Most couples can remember in detail where and when one of them popped the question, to the point where, if you don’t have a cute proposal story, you might feel like you’ve missed out on some vital part of the process. Which leads me to wonder, why don’t we make a bigger deal out of asking people to be involved in our wedding? Why don’t we create elevate the roles our friends and family will play to a higher status than the off-hand “If you’ve got nothing better to do, wanna be in my bridal party?” tone us Kiwis so often adopt?
I wonder whether, sometimes, by not making too much of a fuss, we miss out on an opportunity to honour our close friends and family. By being so casual about our request for them to be part of the wedding, we relegate their role to merely a task they’ll perform, when we could [and I think, should] pitch it as an honor and a blessing, for the participant AND the couple, both.

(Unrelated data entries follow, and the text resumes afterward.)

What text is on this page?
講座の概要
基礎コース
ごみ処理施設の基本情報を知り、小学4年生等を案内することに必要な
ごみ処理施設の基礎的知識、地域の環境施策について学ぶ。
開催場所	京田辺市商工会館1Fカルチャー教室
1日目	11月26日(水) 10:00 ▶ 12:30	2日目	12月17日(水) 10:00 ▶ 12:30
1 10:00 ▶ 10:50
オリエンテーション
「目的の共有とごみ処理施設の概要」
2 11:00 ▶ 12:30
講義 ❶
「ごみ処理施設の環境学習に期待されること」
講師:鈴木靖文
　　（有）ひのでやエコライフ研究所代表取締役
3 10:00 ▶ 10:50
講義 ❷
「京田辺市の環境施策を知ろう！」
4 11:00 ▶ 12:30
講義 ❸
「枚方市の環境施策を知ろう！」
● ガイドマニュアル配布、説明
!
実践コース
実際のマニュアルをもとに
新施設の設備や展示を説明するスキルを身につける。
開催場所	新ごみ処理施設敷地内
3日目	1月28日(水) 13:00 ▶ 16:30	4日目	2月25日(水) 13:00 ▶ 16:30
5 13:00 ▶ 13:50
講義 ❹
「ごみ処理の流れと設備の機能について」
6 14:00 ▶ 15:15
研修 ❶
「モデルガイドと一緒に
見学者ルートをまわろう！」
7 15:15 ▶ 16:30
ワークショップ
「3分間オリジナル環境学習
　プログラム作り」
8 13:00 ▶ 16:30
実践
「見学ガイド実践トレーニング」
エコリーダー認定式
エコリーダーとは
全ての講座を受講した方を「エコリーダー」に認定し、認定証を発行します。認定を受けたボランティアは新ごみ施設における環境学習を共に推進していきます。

I found this blog post, detailing a bride’s [tres cute] handmade invitations to her bridesmaids, and while I’m not convinced we need to go to QUITE that much effort, it’s certainly worth making a small production about. It may be as simple as, rather than verbally asking, or even emailing, just taking a few minutes to handwrite and snail mail out your request to the person, detailing the role you have in mind for them, and any requirements that might be attached.
I’ve lost count of the number of times someone has confided in me that they’re not sure the reading they’ve chosen is what the couple are wanting, because they had usually been asked verbally, often as casually as, “Hey, can you do a reading at my wedding?” If you’re wanting them to choose the reading, you should still include a couple of examples of options that are suitable – which will give them an idea of the style of reading you’re wanting, and something to fall back on if their inspiration runs dry.
It’s a nice idea to let the participants know if you have a specific theme or colour scheme, in case they wish to [or you wish them to] co-ordinate with it.
When inviting family and friends to be part of the bridal party, make it clear whether you’re expecting them to pay for any [or all] of their wedding attire, what they need to bring, and what you’ll be providing. If you’re planning a get-together before the wedding, make sure they know about that, too, so that they can allow for that, whether they’re travelling in or living locally.
Mostly, it’s about courtesy and communication. It’s possible to be clear and direct, without becoming a control freak or bridezilla. Clear direction means that everyone is confident in their role, which means that you, and they, can relax and enjoy the day [and the weeks leading up to it!]